Fachanwalt für Insolvenzrecht

BGH: Keine Fortsetzung einer insolvenzbedingt aufgelösten GmbH

GmbHG § 60 Abs. 1 Nr. 5
BGH, Beschluss vom 25.01.2022 – II ZB 8/21 (OLG Frankfurt a.M.)

I. Leitsatz des Verfassers
Wird eine Gesellschaft mit beschränkter Haftung durch die rechtskräftige Ablehnung der Eröffnung des Insolvenzverfahrens über das Vermögen der Gesellschaft mangels Masse gem. § 60 Abs. 1 Nr. 5 GmbHG aufgelöst, kann sie nicht fortgesetzt werden.
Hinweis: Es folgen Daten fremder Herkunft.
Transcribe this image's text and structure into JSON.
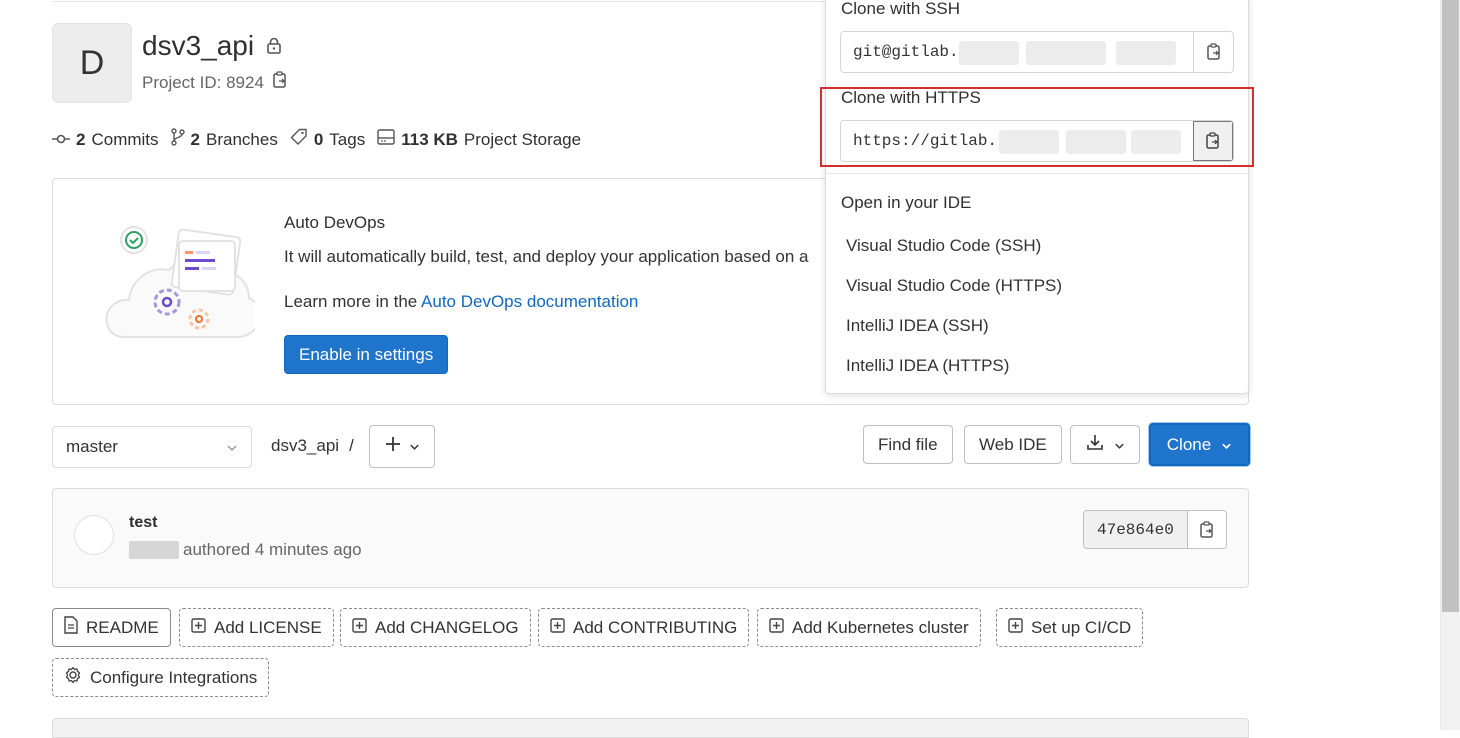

Dies gilt auch dann, wenn die Gesellschaft über ein das satzungsmäßige Stammkapital übersteigendes Vermögen verfügt und die Insolvenzgründe beseitigt wurden. 

II. Sachverhalt
Die Antragstellerin ist eine im Handelsregister des AG Darmstadt eingetragene GmbH mit einem Stammkapital iHv ursprünglich 50.000 DM. Mit Beschluss vom Februar 2007 wurde ihr Antrag auf Eröffnung des Insolvenzverfahrens mangels einer die Kosten des Verfahrens deckenden Masse zurückgewiesen. Im April 2007 wurde die Ablehnung der Eröffnung des Insolvenzverfahrens mangels Masse und die Auflösung der Antragstellerin von Amts wegen in das Handelsregister eingetragen. 

Mit Gesellschafterbeschluss vom 29.5.2020 wurden die Fortsetzung der Gesellschaft, die Verlegung ihres Sitzes und die Änderungen des Unternehmensgegenstandes beschlossen. Der mit Beschluss vom selben Tag zum Geschäftsführer bestellte Liquidator und Alleingesellschafter der Antragstellerin meldete am 29.5.2020 die Fortsetzung der Gesellschaft, die Sitzverlegung und die Neufassung des Unternehmensgegenstandes sowie seine Bestellung zum Geschäftsführer zur Eintragung im Handelsregister an. Gegenüber dem Handelsregister versicherte er unter anderem, dass mit der Verteilung des Vermögens an die Gesellschafter noch nicht begonnen worden sei, die Verbindlichkeiten der Gesellschaft das Gesellschaftsvermögen nicht überstiegen und keine wirtschaftliche Neugründung vorliege. Im Februar 2021 erklärte er den Rangrücktritt eines der Gesellschaft gewährten Darlehens iHv 2.897.362 EUR und überwies im April 2021 der Gesellschaft 25.000 EUR mit dem Verwendungszweck „Einzahlung Stammkapital“.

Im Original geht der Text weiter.